Ganley, Ohio’s largest automobile dealer, is challenging Rep. Betty Sutton (D) this fall for her Cleveland-area House seat. And he is taking a lot of heat from Democrats for what may or may not have happened at his 32 dealerships located in the state.
On paper, the Republican political newcomer faces significant obstacles in flipping a district that President Barack Obama carried with 57 percent of the vote. But with high unemployment and deep discontent for Democratic policies among Ohio voters, Ganley’s $2.8 million investment in his campaign could go a long way in knocking off an incumbent who has won with at least 60 percent of the vote in her two previous general election contests.
With less than $600,000 in the bank as of July 1, Sutton is stressing her ties to organized labor and arguing that her opponent’s pro-trade agenda is out of touch with the district’s manufacturing-heavy district, where more than 10 percent of workers are unemployed.
Meanwhile, the Democratic Congressional Campaign Committee is combing Ohio’s regulatory and legal system for complaints against Ganley’s automotive empire and turning them into attack ads. The DCCC had spent $232,000 on independent expenditures in support of Sutton as of Wednesday.
In the DCCC’s latest round of TV ads, the campaign committee tells voters Ganley “made millions taking advantage of average folks.”
“Millionaire used-car salesman Tom Ganley is trying to ride his reputation into Congress — he should be trying to hide it,” a narrator says in the new DCCC ad. “Sued by customers for fraudulent and deceptive practices, two F’s’ from the Better Business Bureau, over 160 complaints in just three years. Tom Ganley will try to sell you on his reputation, but with this used-car salesman, it’s buyer beware.”
With accusations about Ganley’s business practices blanketing the northeastern Ohio airwaves, the DCCC may turn next to numerous court documents claiming his businesses not only ripped-off their customers, but also mistreated their employees.
According to court records obtained by Roll Call, Ganley’s dealerships — like many companies — are currently being sued for racial, gender and age discrimination.
The Ganley campaign did not respond to requests for comment for this story. In an interview, National Republican Congressional Committee spokesman Tory Mazzola said Democratic harping on the wealthy candidate’s alleged business practices are a distraction. Mazzola also said the new charges are just the latest false accusations made by Democrats.
He pointed to a Sept. 1 Politifact Ohio analysis that accused Sutton of “Pants on Fire” rhetoric on the campaign trail. According to the fact-checking website, Sutton misled voters in a recent e-mail.
“Dishonest used car dealer Tom Ganley is at it again, and this time he’s going after seniors and veterans,” Sutton’s mailer read. “Recently, Ganley said that if elected, he wants to cut the dickens’ out of Social Security, Medicare and Veterans’ benefits.”
Mazzola called Sutton’s recent salvos “a desperate attempt to change the subject away from her voting record.”
For its part, the DCCC is continuing attempts to turn the GOP opponent’s deep pockets against him, a strategy that likely will reach its apex in the coming weeks.
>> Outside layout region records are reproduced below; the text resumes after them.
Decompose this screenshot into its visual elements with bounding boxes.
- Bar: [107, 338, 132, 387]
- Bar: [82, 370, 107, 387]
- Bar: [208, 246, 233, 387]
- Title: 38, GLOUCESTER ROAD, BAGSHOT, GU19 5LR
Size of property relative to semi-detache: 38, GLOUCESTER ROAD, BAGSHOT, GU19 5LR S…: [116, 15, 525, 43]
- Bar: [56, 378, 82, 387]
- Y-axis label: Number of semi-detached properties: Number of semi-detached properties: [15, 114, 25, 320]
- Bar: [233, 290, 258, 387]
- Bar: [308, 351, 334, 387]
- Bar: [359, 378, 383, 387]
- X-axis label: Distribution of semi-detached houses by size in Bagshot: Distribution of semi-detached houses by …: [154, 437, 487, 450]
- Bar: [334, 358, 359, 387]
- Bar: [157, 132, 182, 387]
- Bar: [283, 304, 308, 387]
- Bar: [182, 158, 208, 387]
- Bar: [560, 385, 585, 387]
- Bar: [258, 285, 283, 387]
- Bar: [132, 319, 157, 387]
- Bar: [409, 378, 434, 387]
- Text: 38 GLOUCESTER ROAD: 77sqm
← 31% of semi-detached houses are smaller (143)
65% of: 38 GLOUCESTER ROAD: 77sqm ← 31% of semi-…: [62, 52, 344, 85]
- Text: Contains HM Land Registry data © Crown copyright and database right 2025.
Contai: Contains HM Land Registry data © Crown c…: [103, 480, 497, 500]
In a statement, DCCC spokesman Ryan Rudominer called Ganley “a dishonest car salesman who got rich by lying, bullying and ripping off hardworking people in Ohio.”
In one pending case against Ganley-owned dealerships, a former female employee alleges that management discriminated against her because of her gender. In court papers, the ex-employee alleges that she was “routinely given less opportunities for commissions that were given to the male employees” and that the mistreatment “made working conditions so intolerable that any reasonable person under the circumstances would have felt compelled to resign.”
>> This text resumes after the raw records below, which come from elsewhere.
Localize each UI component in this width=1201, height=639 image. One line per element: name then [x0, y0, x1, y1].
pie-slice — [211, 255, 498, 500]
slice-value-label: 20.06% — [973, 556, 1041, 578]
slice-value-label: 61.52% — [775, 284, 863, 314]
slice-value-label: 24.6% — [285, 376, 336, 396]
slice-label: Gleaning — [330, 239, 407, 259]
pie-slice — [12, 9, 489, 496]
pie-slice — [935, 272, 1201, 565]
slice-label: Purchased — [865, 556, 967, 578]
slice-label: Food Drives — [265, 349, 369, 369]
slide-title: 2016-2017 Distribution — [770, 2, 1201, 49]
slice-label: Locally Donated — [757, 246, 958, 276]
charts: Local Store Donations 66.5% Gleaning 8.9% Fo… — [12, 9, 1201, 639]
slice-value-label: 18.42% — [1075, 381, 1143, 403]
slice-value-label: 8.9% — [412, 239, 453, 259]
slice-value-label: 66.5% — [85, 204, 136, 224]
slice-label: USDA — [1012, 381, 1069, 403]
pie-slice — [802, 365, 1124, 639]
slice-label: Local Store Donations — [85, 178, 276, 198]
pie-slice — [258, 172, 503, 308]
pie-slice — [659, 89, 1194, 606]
In another pending case, one current and one former black employee are suing a Ganley Jeep dealership for not paying them fair wages and for giving white co-workers preferential treatment, as well as for their boss’s “disparaging remarks about [their] intelligence.”
Accusations of age discrimination have also been lodged at a Ganley Jeep dealership. In February 2009, two employees — one 55 years old and the other 61 years old — alleged that they were fired and replaced with younger salesmen who were in their 20s and 30s, an act that “had a great probability of causing substantial damage” to their predecessors, according to allegations in the court documents.
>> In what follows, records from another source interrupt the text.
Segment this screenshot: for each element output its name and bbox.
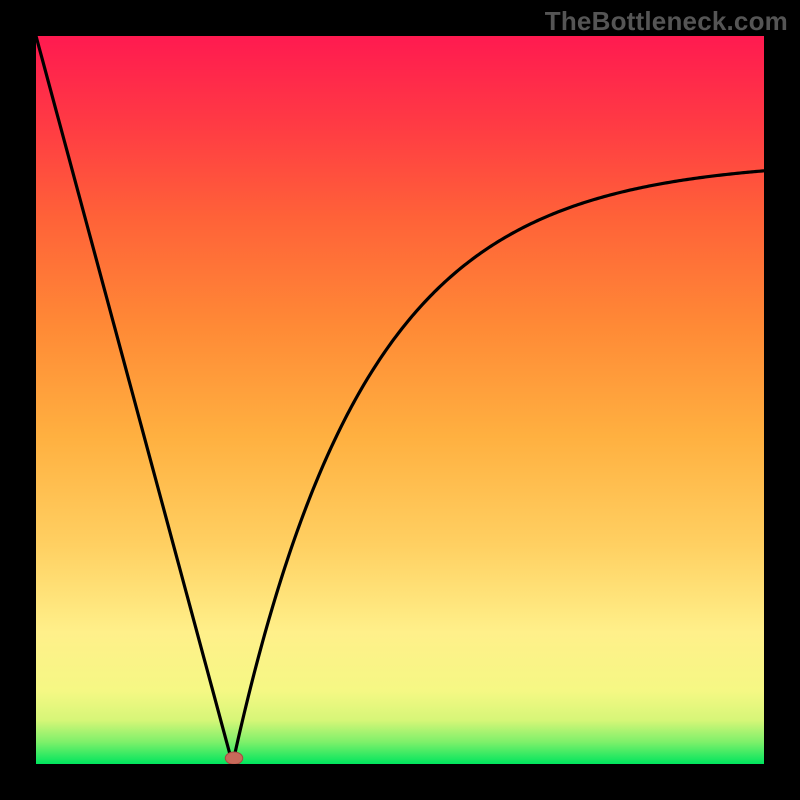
plot-background	[36, 36, 764, 764]
watermark-text: TheBottleneck.com	[545, 6, 788, 37]
plot-area	[36, 36, 764, 764]
optimum-marker	[225, 752, 242, 764]
bottleneck-curve-chart	[36, 36, 764, 764]
chart-frame: TheBottleneck.com	[0, 0, 800, 800]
In May 2006, a former employee, who was white, accused two of Ganley’s dealerships of firing her because her boyfriend was black. Court papers also show the former office manager was erroneously accused of stealing $4,000 from a petty-cash drawer.
The false accusation resulted in the employee’s arrest and four nights in jail, where she “was forced to undergo degrading, humiliating and emotionally distressing experiences, including but not limited to, being strip-searched and forced to use and watch others use open bathroom facilities,” according to allegations in the court documents.
Ganley’s lawyers and the former employee settled the case in June 2007. Details of the agreement are unavailable.